Bildnachweis: NBank Capital.
Mit rund 80 Portfoliounternehmen und rund 80 Mio. EUR investiertem Kapital ist NBank Capital ein wichtiger Pfeiler für Gründer und Mittelständler in Niedersachsen. Die drei Geschäftsführer Ralf Borchers, Simon Köhler und Christoph Siegfried bilden die neue Spitze des Hauses.
VC Magazin: Seit Mai 2024 leiten Sie in der neuen Konstellation die Geschicke der NBank Capital. Welche Pläne und Ziele haben Sie sich gemeinsam gesetzt?
Siegfried: Die NBank Capital umfasst die Bereiche Start-ups – und Mittelstandsfinanzierung. Den Bereich Start-ups verantwortet Ralf Borchers; er ist durch seine langjährige Tätigkeit in diesem Feld ein sehr guter Netzwerker mit vielen Kontakten. Die mittelständischen Unternehmen verantwortet Simon Köhler, der auch durch vorherige Tätigkeiten im Bereich Private Equity und Corporate Finance hervorragende Expertise mitbringt. In meiner Doppelfunktion als Bereichsleiter für die NBank bin ich als Jurist sowohl für die regulatorischen Themen als auch die Weiterentwicklung der Gesellschaft zuständig. Wir haben uns gemeinsam zum Ziel gesetzt, die Netzwerkfunktion der NBank Capital noch mehr auszubauen.

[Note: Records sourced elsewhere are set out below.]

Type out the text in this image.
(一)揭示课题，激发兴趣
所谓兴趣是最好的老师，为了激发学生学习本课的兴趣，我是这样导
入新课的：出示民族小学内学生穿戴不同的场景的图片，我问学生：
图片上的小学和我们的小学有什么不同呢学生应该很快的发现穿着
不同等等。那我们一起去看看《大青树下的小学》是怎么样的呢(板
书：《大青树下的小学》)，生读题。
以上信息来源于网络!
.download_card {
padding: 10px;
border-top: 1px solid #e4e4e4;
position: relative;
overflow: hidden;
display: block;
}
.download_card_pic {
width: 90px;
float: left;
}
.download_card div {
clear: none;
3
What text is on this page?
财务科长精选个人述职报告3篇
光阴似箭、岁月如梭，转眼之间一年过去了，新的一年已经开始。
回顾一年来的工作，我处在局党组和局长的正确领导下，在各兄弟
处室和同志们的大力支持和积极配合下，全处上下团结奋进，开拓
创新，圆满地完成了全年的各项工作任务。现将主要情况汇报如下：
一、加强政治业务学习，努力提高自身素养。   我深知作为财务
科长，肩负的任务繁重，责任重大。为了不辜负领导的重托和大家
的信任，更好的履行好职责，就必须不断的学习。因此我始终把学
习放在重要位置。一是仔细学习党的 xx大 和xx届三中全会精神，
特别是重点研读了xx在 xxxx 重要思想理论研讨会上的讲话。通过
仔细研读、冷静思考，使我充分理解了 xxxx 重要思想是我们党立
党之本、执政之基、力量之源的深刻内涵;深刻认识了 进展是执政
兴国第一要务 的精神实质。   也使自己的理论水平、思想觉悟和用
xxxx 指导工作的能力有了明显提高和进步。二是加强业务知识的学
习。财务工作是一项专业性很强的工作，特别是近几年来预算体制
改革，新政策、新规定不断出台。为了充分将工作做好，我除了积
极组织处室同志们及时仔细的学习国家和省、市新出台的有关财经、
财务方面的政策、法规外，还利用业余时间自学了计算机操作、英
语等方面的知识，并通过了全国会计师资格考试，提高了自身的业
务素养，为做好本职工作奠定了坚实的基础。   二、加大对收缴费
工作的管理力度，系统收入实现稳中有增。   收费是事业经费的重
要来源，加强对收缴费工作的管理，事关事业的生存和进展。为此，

Wir sind keine Beteiligungsgesellschaft, die nur auf die Rendite schaut, sondern verstehen uns als Schnittstelle zwischen allen Stakeholdern. Dazu gehört auch, unser Wissen und unser Netzwerk zur Politik, zu Investoren, zu Kooperationspartnern und zu Geschäftsbanken unseren Kunden zur Verfügung zu stellen.
VC Magazin: Was zeichnet den Venture Capital-Standort Niedersachsen aus? Welche Herausforderungen erleben Sie, welche Stärken sehen Sie?
Borchers: Niedersachsen ist ein Flächenland, und das prägt auch die Venture Capital- und
Gründerszene. Es gibt keine Konzentration auf einen bestimmten Standort, obwohl Hannover natürlich ein starkes Zentrum ist. Aber auch Braunschweig, Göttingen, Osnabrück
und Oldenburg haben durch die Universitäten innovative Gründungen zu bieten. Dies macht
es für uns anspruchsvoller, Kontakt zu allen Regionen zu halten, aber als NBank haben wir
mehrere Beratungsstellen und pflegen unsere Kontakte zu den regionalen Ökosystemen aktiv. Niedersachsen verfügt generell über eine sehr lebendige Start-up-Szene, die seit 2019 durch verschiedene Förderprogramme des Landes stark gewachsen ist. Die Nachfrage nach Beteiligungskapital wächst jedes Jahr weiter, und auch die Angebotsseite wird immer breiter. Als NBank Capital tragen wir zu einem organischen Wachstum bei. Allerdings müssen wir feststellen, dass sich Regionalbanken und Sparkassen aus dem Beteiligungsgeschäft zurückziehen und damit Substanz verloren geht. Das entwickelt sich zu einer Herausforderung für den Standort – wir wollen diesen Wegfall kompensieren und sehen das auch als Chance. Wir brauchen oft private Co-Investoren, allein schon aus beihilferechtlichen Gründen. Daher bauen wir unser Investorennetzwerk – auch zu Investoren außerhalb Niedersachsens – systematisch aus.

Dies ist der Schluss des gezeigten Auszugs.